A 100-page judgment in a major trial of cocaine traffickers in Sierra Leone in 2009, by Justice Browne-Marke, showed why these anxieties are not misplaced, and why the problem goes way beyond the implications for health, pace Neil Carrier and Gernot Klantschnig. The trial revealed the range of networks the traffickers had in Sierra Leone, including very senior government officials, top security agents, businessmen, fake NGOs, a fake mining company, safe houses in the interior of the country, and young people, including students, co-opted into the operation. The judgment noted that the country’s chief intelligence agency, CISU, as well as the Special Branch of the police in charge of serious criminal cases, “had become penetrated institutions, accepting shop-worn wares as good intelligence.”

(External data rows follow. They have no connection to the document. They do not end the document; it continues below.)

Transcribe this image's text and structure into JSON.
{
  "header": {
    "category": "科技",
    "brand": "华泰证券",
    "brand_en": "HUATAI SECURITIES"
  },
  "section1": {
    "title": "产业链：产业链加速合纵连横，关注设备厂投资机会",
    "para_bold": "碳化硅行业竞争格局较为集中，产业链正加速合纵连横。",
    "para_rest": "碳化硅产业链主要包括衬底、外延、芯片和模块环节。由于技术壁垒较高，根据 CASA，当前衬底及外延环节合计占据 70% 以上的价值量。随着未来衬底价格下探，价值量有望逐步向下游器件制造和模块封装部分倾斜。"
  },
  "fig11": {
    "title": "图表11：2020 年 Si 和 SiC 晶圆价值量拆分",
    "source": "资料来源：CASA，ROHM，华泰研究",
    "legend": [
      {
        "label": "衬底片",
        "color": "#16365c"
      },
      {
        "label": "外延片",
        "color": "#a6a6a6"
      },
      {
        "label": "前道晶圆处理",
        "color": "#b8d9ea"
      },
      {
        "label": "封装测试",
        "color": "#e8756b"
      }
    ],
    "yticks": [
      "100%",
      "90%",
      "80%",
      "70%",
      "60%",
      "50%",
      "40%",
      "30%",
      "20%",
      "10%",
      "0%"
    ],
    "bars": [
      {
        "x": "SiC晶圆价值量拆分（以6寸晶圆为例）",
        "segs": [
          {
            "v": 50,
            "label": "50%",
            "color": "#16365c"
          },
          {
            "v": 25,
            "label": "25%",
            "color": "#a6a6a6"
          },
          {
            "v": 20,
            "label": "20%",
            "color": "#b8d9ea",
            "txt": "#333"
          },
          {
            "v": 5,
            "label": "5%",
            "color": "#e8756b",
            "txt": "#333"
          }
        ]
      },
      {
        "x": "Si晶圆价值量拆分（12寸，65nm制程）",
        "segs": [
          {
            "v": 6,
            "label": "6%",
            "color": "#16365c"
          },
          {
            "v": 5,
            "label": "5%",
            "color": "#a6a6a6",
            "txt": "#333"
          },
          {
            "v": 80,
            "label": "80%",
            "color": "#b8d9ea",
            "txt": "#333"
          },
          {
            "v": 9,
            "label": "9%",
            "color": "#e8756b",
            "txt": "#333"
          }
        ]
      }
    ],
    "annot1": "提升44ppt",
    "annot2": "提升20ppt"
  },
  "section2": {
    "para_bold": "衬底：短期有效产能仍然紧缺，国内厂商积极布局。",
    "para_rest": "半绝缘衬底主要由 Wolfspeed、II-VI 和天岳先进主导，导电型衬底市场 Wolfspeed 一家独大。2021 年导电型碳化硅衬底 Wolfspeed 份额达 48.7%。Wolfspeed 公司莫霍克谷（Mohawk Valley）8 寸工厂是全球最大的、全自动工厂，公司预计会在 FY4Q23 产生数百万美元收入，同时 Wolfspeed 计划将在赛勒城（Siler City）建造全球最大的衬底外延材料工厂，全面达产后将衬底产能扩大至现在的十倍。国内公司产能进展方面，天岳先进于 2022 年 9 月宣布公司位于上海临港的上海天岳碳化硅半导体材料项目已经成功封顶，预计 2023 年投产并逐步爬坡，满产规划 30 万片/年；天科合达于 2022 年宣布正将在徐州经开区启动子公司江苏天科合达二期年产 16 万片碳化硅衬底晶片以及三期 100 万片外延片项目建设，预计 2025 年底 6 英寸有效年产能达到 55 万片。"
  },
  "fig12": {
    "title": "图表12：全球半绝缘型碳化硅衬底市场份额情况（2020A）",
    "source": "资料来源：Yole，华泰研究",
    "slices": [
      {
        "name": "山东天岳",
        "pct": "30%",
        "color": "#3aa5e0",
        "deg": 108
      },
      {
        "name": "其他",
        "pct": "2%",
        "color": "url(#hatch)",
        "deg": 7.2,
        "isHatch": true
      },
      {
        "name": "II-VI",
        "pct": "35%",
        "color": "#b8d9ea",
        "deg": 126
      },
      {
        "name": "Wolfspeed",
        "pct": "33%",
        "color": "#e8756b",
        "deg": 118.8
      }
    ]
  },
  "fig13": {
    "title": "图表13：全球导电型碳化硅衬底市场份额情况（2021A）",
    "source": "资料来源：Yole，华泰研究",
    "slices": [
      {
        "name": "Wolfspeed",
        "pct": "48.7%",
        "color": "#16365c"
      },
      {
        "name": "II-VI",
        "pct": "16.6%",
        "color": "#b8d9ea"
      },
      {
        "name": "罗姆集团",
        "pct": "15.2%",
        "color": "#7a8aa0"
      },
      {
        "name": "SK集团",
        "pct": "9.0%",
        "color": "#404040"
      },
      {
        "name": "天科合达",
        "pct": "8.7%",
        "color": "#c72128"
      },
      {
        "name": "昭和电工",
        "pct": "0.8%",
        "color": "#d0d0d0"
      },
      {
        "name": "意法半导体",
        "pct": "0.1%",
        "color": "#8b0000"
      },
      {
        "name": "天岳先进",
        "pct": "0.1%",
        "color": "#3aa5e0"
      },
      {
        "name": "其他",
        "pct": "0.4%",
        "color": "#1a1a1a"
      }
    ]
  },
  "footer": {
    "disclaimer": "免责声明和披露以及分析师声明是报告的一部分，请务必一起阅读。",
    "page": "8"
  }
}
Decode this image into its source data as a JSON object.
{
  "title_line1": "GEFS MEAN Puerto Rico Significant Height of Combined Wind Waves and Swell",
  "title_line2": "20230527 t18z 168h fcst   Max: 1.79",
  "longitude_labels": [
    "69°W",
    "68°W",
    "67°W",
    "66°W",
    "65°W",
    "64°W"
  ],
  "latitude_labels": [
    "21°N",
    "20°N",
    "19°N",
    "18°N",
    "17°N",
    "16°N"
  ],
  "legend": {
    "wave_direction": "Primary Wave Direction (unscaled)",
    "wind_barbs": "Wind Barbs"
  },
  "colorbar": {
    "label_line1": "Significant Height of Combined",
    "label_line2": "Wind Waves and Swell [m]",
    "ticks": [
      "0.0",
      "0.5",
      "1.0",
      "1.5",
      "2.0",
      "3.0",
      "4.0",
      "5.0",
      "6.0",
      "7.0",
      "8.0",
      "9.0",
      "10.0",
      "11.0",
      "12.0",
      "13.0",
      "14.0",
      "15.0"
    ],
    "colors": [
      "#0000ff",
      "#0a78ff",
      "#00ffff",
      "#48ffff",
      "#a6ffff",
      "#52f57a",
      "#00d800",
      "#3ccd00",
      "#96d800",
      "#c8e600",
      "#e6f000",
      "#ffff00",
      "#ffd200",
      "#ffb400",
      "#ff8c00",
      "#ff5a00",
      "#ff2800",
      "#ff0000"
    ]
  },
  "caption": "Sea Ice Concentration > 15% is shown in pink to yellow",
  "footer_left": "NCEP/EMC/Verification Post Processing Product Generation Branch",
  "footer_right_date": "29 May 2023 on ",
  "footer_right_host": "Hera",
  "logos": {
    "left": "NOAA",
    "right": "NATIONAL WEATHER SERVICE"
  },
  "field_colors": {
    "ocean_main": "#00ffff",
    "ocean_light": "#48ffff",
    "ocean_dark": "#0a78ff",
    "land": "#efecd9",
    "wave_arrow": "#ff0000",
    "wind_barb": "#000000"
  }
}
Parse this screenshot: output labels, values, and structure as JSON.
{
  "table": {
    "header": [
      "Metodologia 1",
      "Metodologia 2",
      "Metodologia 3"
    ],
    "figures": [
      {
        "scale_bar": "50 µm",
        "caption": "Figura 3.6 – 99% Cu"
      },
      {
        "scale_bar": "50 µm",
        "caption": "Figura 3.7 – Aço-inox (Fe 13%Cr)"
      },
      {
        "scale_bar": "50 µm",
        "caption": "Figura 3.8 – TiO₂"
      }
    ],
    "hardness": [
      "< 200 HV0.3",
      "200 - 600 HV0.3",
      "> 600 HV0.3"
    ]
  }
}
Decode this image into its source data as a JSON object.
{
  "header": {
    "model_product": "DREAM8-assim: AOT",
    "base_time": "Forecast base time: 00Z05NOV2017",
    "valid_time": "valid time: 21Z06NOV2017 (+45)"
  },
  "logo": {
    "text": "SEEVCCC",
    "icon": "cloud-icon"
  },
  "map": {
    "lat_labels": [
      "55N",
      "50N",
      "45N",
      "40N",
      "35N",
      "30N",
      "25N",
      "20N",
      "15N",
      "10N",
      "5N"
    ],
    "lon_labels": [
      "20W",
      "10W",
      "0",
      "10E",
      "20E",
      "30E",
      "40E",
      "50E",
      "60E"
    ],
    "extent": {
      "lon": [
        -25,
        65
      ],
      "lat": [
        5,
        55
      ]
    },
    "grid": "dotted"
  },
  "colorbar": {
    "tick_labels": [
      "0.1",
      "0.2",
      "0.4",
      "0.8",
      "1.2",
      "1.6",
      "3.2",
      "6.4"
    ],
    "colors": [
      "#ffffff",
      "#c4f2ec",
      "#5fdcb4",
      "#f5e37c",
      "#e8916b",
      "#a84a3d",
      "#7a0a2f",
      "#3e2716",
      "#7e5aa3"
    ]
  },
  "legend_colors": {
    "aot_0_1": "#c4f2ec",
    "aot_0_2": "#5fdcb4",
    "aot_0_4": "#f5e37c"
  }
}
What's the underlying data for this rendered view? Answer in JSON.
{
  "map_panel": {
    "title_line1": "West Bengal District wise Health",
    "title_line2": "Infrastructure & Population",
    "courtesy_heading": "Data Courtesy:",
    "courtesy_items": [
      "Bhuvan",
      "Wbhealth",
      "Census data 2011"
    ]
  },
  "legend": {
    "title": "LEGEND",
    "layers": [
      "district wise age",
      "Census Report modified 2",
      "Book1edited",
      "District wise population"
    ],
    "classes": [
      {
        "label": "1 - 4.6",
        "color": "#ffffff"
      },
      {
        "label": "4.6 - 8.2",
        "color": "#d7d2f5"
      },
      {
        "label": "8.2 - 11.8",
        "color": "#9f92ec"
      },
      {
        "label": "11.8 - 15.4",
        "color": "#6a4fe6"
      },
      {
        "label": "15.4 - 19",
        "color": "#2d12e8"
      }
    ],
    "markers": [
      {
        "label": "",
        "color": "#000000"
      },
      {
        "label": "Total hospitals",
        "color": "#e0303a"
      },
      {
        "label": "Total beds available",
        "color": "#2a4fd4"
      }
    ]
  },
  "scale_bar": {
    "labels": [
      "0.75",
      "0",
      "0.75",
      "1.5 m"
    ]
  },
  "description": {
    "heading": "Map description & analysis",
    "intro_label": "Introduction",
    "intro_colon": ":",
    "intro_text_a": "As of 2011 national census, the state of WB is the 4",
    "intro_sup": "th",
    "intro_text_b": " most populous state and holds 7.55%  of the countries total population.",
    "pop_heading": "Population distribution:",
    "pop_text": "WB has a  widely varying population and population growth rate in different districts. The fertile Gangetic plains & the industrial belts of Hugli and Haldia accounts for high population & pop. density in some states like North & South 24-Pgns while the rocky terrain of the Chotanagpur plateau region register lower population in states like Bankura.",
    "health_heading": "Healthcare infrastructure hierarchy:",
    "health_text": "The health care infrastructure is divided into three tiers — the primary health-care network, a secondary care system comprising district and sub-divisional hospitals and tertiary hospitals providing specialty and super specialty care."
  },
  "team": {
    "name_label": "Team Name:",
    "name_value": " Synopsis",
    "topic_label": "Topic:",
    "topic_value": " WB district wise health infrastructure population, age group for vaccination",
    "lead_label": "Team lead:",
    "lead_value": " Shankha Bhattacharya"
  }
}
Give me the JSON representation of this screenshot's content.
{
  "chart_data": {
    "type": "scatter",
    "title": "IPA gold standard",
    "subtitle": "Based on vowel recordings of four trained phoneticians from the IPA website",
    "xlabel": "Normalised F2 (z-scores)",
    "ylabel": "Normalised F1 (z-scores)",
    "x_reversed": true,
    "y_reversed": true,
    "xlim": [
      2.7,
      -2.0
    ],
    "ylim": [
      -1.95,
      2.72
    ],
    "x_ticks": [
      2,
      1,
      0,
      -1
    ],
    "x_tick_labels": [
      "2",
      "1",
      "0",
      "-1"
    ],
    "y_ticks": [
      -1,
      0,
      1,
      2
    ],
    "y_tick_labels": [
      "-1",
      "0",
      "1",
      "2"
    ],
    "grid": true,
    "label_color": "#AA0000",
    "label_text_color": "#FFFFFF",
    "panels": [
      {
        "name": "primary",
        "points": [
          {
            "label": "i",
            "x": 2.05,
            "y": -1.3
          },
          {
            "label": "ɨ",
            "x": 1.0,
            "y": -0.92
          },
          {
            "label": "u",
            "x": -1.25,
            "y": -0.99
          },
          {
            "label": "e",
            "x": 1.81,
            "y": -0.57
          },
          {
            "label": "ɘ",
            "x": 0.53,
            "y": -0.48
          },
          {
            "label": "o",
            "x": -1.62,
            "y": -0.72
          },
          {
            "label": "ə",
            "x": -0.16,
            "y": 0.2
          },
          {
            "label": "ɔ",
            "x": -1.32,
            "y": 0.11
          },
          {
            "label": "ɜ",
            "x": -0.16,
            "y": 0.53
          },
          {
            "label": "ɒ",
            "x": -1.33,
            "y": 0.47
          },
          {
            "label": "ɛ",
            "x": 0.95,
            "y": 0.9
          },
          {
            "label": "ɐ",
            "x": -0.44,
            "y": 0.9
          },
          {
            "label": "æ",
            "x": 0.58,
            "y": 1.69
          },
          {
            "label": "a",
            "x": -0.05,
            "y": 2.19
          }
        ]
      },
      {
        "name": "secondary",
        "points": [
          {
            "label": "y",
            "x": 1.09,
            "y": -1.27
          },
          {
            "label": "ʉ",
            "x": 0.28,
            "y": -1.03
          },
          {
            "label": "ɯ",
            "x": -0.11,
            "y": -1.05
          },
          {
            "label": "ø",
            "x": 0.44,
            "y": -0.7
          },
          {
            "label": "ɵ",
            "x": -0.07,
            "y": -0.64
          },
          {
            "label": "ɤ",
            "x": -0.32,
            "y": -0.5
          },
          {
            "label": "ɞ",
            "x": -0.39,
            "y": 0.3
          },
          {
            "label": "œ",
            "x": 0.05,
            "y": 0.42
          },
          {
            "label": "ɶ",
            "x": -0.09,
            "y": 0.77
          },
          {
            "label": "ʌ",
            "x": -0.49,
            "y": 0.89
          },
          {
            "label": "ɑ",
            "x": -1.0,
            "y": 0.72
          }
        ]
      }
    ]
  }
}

It may well be, as Africa and the War on Drugs argues, that African “discourses on drugs” are shaped by “western ideas on drugs and the supply-sided control” (p.7). But is that not because the “discourses” are rooted in lived reality? This brave little book unintentionally reveals, once again, the danger of substituting one’s irritation with some of the awkward policies of western governments with concern for the African predicament. Friends of Africa should always have this trap in mind.
* Dr. Lansana Gberie is a specialist on African peace and security issues. He is the author of A Dirty War in West Africa: The RUF and the Destruction of Sierra Leone (Indiana University Press 2005). He lives in New York.
END NOTES
[i] See Emmanuel Akyempong, “Diaspora and Drug Trafficking in West Africa: A Case Study of Ghana,” African Affairs 104 (416), 429-47; and Stephen Ellis, West Africa’s International drug Trade,” African Affairs 108 (431), 171-196.
[ii] The AU that year recognized marijuana as “the most problematic illicit drug in Africa” and estimated that it accounts for 64 percent of drug treatment demand on the continent.